AV Audio Editor lets you easily tweak and convert your music files

What makes a good audio editor? Many developers seem to think it’s all down to the length of the feature list, and so they’ll try to cram in just as much functionality as they possibly can. That can have its appeal, too, but there’s often a usability price to pay.

AV Audio Editor takes a very different approach. Its feature list is fairly basic, just the usual cut, copy and paste options, along with a few effects (volume tweaks, an equalizer and so on). But that’s still more than enough for many situations, and the real plus here is that AV Audio Editor takes these basics and implements them very well indeed.

Take file support, for instance. In other tools you might just get to import single MP3 files. Here there’s support for opening MP3, MP4/ M4A, OGG, WMA APE, FLAC, AAC, MPC, SPX, TTA and WV files. You can open multiple files for editing at one time, if you like. And the program can save your files in any of the supported files formats, while giving you full control over codecs, sample rates, channels and more.

Any audio file you’ve opened is displayed in a familiar waveform, and your first step will probably be to try and locate whatever area you need to edit. This can take a while as you try to figure out how any particular editor implements its own zoom and selection tools, but we found that AV Audio Editor just worked, almost regardless of what we did.

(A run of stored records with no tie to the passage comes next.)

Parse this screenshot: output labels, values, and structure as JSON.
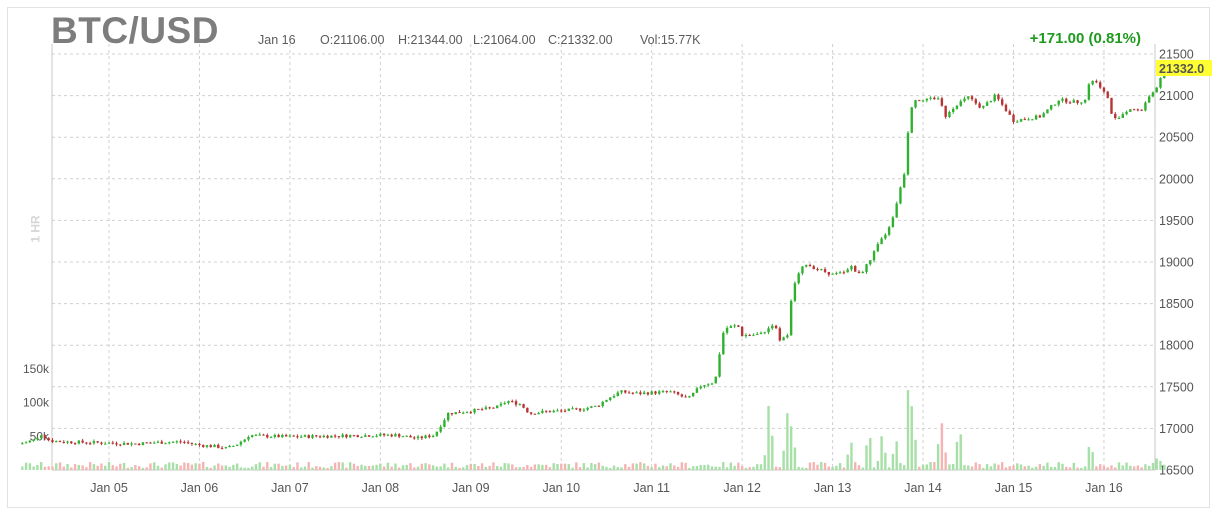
{
  "header": {
    "symbol": "BTC/USD",
    "date": "Jan 16",
    "open": "O:21106.00",
    "high": "H:21344.00",
    "low": "L:21064.00",
    "close": "C:21332.00",
    "volume": "Vol:15.77K",
    "change": "+171.00 (0.81%)",
    "period": "1 HR"
  },
  "colors": {
    "up": "#2fb12f",
    "down": "#b83434",
    "volume_up": "#a6e0a6",
    "volume_down": "#f5b4b4",
    "last_price_bg": "#ffff33",
    "change": "#1e9b1e",
    "grid": "#d0d0d0"
  },
  "chart_data": {
    "type": "candlestick",
    "interval": "1 HR",
    "x_ticks": [
      "Jan 05",
      "Jan 06",
      "Jan 07",
      "Jan 08",
      "Jan 09",
      "Jan 10",
      "Jan 11",
      "Jan 12",
      "Jan 13",
      "Jan 14",
      "Jan 15",
      "Jan 16"
    ],
    "y_ticks": [
      16500,
      17000,
      17500,
      18000,
      18500,
      19000,
      19500,
      20000,
      20500,
      21000,
      21500
    ],
    "ylim": [
      16500,
      21500
    ],
    "volume_ticks": [
      "150k",
      "100k",
      "50k"
    ],
    "volume_max": 175000,
    "last_price": "21332.0",
    "price_path": [
      [
        4.0,
        16810
      ],
      [
        4.2,
        16870
      ],
      [
        4.25,
        16930
      ],
      [
        4.35,
        16850
      ],
      [
        4.5,
        16840
      ],
      [
        4.8,
        16830
      ],
      [
        5.0,
        16825
      ],
      [
        5.3,
        16815
      ],
      [
        5.5,
        16830
      ],
      [
        5.8,
        16840
      ],
      [
        6.0,
        16800
      ],
      [
        6.2,
        16780
      ],
      [
        6.3,
        16760
      ],
      [
        6.4,
        16800
      ],
      [
        6.5,
        16870
      ],
      [
        6.55,
        16920
      ],
      [
        6.65,
        16910
      ],
      [
        7.0,
        16900
      ],
      [
        7.5,
        16910
      ],
      [
        8.0,
        16920
      ],
      [
        8.2,
        16920
      ],
      [
        8.4,
        16880
      ],
      [
        8.5,
        16900
      ],
      [
        8.6,
        16920
      ],
      [
        8.65,
        17010
      ],
      [
        8.75,
        17180
      ],
      [
        9.0,
        17210
      ],
      [
        9.2,
        17240
      ],
      [
        9.3,
        17260
      ],
      [
        9.4,
        17330
      ],
      [
        9.55,
        17290
      ],
      [
        9.65,
        17180
      ],
      [
        9.8,
        17200
      ],
      [
        10.0,
        17210
      ],
      [
        10.2,
        17230
      ],
      [
        10.4,
        17270
      ],
      [
        10.5,
        17350
      ],
      [
        10.65,
        17440
      ],
      [
        10.85,
        17420
      ],
      [
        11.0,
        17430
      ],
      [
        11.2,
        17440
      ],
      [
        11.3,
        17400
      ],
      [
        11.4,
        17350
      ],
      [
        11.55,
        17520
      ],
      [
        11.7,
        17560
      ],
      [
        11.75,
        17900
      ],
      [
        11.8,
        18200
      ],
      [
        11.95,
        18240
      ],
      [
        12.0,
        18120
      ],
      [
        12.2,
        18130
      ],
      [
        12.3,
        18210
      ],
      [
        12.35,
        18270
      ],
      [
        12.42,
        18050
      ],
      [
        12.5,
        18120
      ],
      [
        12.55,
        18600
      ],
      [
        12.6,
        18820
      ],
      [
        12.7,
        18980
      ],
      [
        12.8,
        18930
      ],
      [
        13.0,
        18850
      ],
      [
        13.15,
        18870
      ],
      [
        13.2,
        18960
      ],
      [
        13.3,
        18840
      ],
      [
        13.4,
        19000
      ],
      [
        13.5,
        19200
      ],
      [
        13.55,
        19280
      ],
      [
        13.65,
        19450
      ],
      [
        13.75,
        19900
      ],
      [
        13.8,
        20100
      ],
      [
        13.85,
        20800
      ],
      [
        13.9,
        20950
      ],
      [
        14.0,
        20960
      ],
      [
        14.2,
        20970
      ],
      [
        14.22,
        20730
      ],
      [
        14.3,
        20800
      ],
      [
        14.35,
        20880
      ],
      [
        14.5,
        20980
      ],
      [
        14.65,
        20850
      ],
      [
        14.8,
        21000
      ],
      [
        15.0,
        20700
      ],
      [
        15.3,
        20750
      ],
      [
        15.4,
        20850
      ],
      [
        15.5,
        20950
      ],
      [
        15.7,
        20920
      ],
      [
        15.8,
        20950
      ],
      [
        15.85,
        21200
      ],
      [
        15.95,
        21130
      ],
      [
        16.05,
        20950
      ],
      [
        16.1,
        20700
      ],
      [
        16.3,
        20850
      ],
      [
        16.4,
        20800
      ],
      [
        16.5,
        21000
      ],
      [
        16.6,
        21100
      ],
      [
        16.65,
        21332
      ]
    ],
    "volume_spikes": [
      [
        12.3,
        110000
      ],
      [
        12.5,
        80000
      ],
      [
        12.55,
        75000
      ],
      [
        13.2,
        45000
      ],
      [
        13.4,
        60000
      ],
      [
        13.55,
        55000
      ],
      [
        13.7,
        45000
      ],
      [
        13.85,
        160000
      ],
      [
        13.9,
        60000
      ],
      [
        14.2,
        80000
      ],
      [
        14.4,
        70000
      ],
      [
        14.25,
        25000
      ],
      [
        15.85,
        45000
      ],
      [
        16.6,
        20000
      ]
    ]
  }
}
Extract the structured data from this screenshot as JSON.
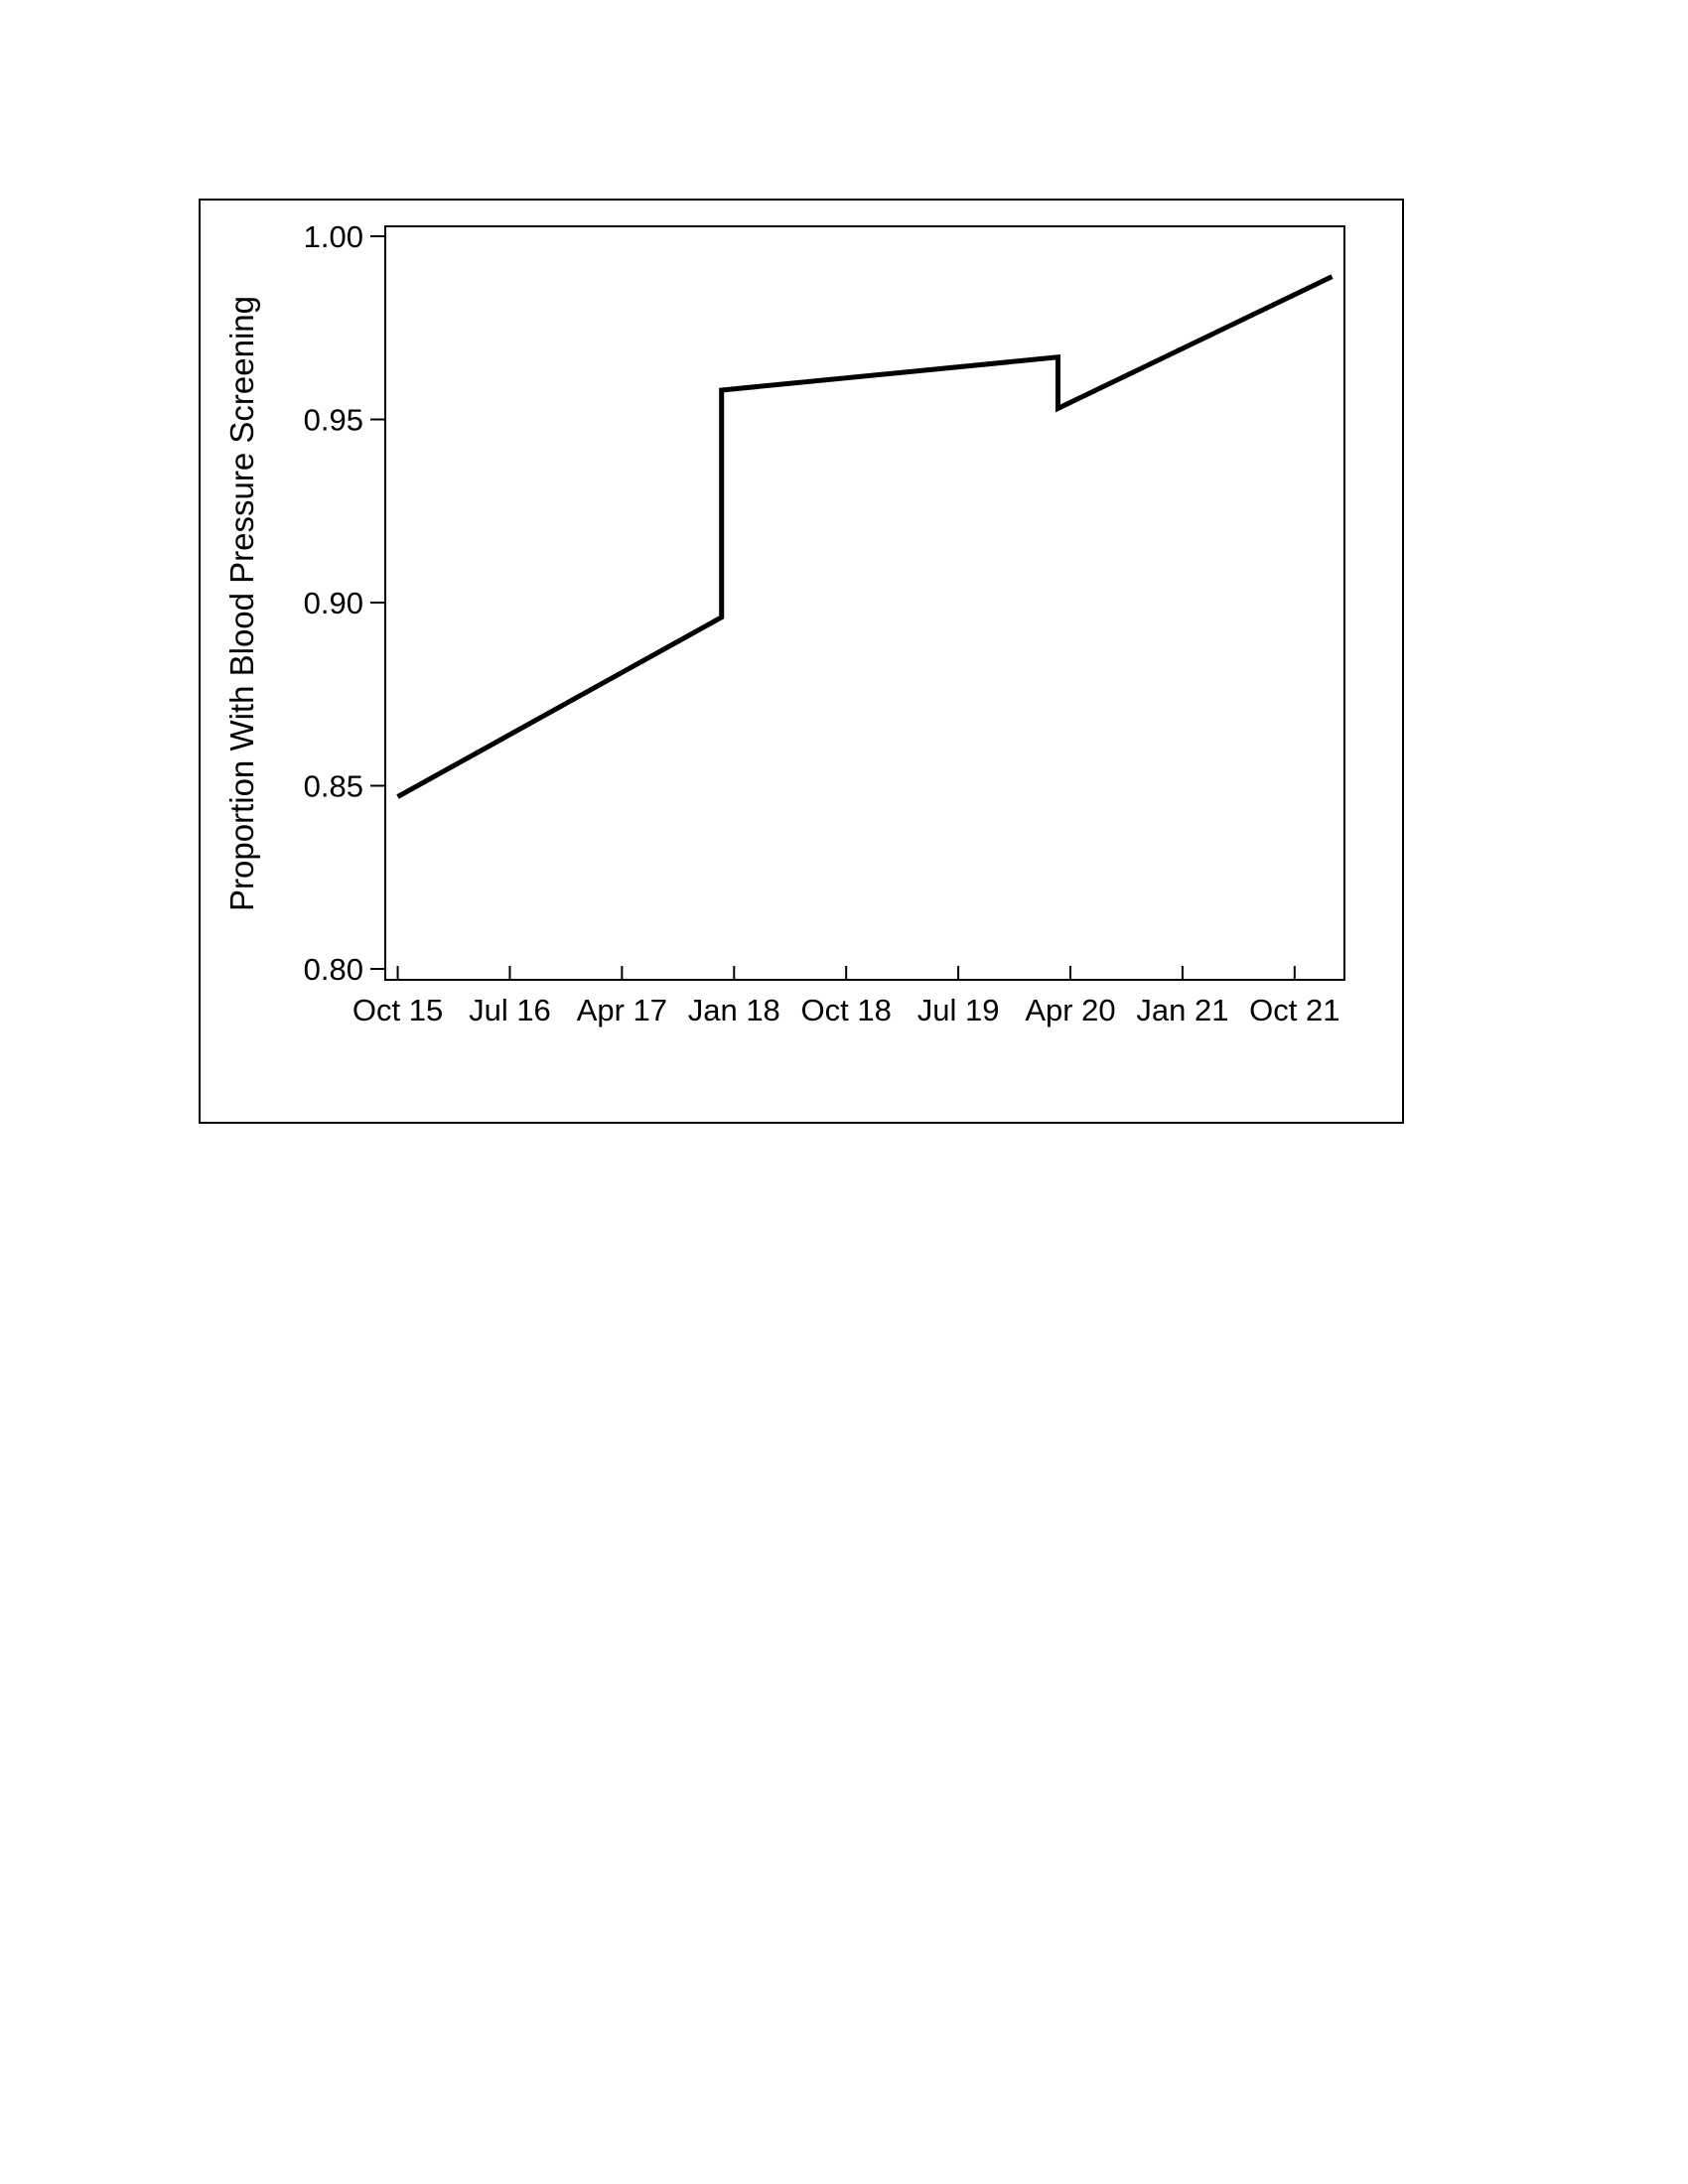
{
  "chart_data": {
    "type": "line",
    "title": "",
    "xlabel": "",
    "ylabel": "Proportion With Blood Pressure Screening",
    "ylim": [
      0.8,
      1.0
    ],
    "y_ticks": [
      {
        "value": 0.8,
        "label": "0.80"
      },
      {
        "value": 0.85,
        "label": "0.85"
      },
      {
        "value": 0.9,
        "label": "0.90"
      },
      {
        "value": 0.95,
        "label": "0.95"
      },
      {
        "value": 1.0,
        "label": "1.00"
      }
    ],
    "x_ticks": [
      {
        "value": "2015-10",
        "label": "Oct 15"
      },
      {
        "value": "2016-07",
        "label": "Jul 16"
      },
      {
        "value": "2017-04",
        "label": "Apr 17"
      },
      {
        "value": "2018-01",
        "label": "Jan 18"
      },
      {
        "value": "2018-10",
        "label": "Oct 18"
      },
      {
        "value": "2019-07",
        "label": "Jul 19"
      },
      {
        "value": "2020-04",
        "label": "Apr 20"
      },
      {
        "value": "2021-01",
        "label": "Jan 21"
      },
      {
        "value": "2021-10",
        "label": "Oct 21"
      }
    ],
    "xlim": [
      "2015-09",
      "2022-02"
    ],
    "grid": false,
    "line_color": "#000000",
    "series": [
      {
        "x": [
          "2015-10",
          "2017-12",
          "2017-12",
          "2020-03",
          "2020-03",
          "2022-01"
        ],
        "y": [
          0.847,
          0.896,
          0.958,
          0.967,
          0.953,
          0.989
        ]
      }
    ]
  }
}
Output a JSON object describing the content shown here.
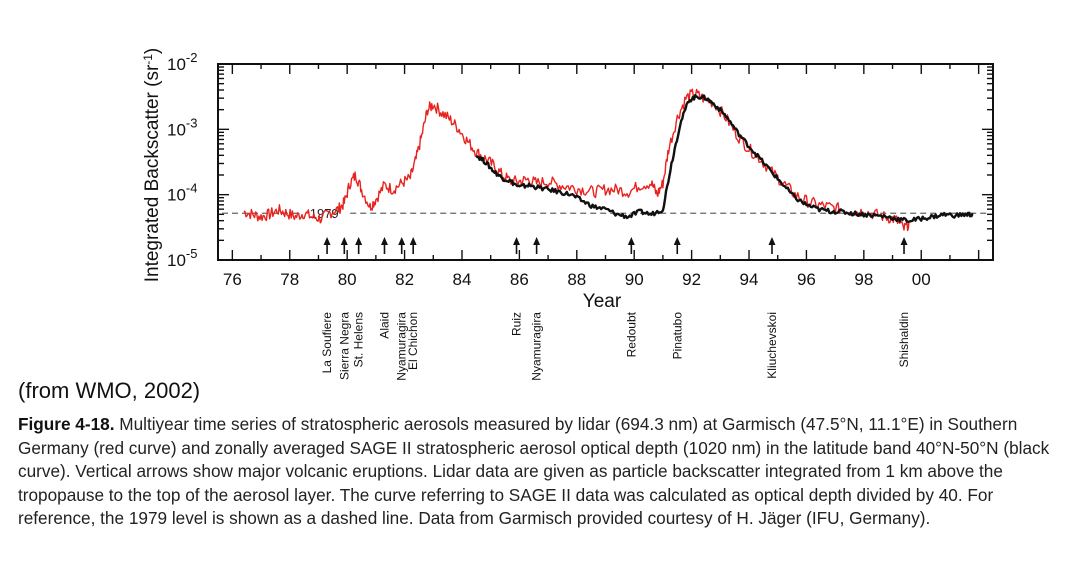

If you prefer to use the mouse, for instance, you might try clicking in the waveform and spinning the mouse wheel. And that’s fine here, being a very quick way to zoom in and out at any particular point. But as with other tools you can also zoom in and out with menu options, or toolbar buttons. Or you can click and drag across a part of the waveform, then zoom directly to that area.

Or maybe you’d prefer to select areas via the keyboard? That’s just as straightforward. Using the left and right cursor keys steps you backwards and forwards through the file. As you hold a key down so its movement accelerates, great if you sometimes need to move a considerable distance. And once you’ve found your selection start or endpoint, there’s no need to go looking for some app-specific hotkeys: all you do is hold down shift as you press the left or right cursor key (just like selecting text) and AV Audio Editor will highlight the selected area accordingly.

Once you’ve selected an area then this can be manipulated in various ways. So you can delete, cut, copy or paste an audio chunk, say, again using all the standard Windows keys.

And while there aren’t many effects, the ones you do get (fade in, fade out, volume adjustments, echo, reverb, pseudo surround sound, chorus, whisper and equalizer) are similarly well implemented. In particular, they all come with a real-time preview. Choose a new Equalizer setting, say, and you don’t have to click OK, play the results, and click "Undo" because they’re not what you expect. Here AV Audio Editor can play your selected audio in a loop, updating it as you adjust any selected effect, so you hear its results immediately: a real time-saver.

None of this will help if you always need a lot of editing power, of course, because AV Audio Editor really doesn’t have very much. At all.

But if, at least some of the time, you can get by with a little trimming, maybe a fade or two, then the program should appeal. Its features may be basic, but they’re well thought out, and overall AV Audio Editor provides a comfortable and very straightforward environment for polishing up your audio files.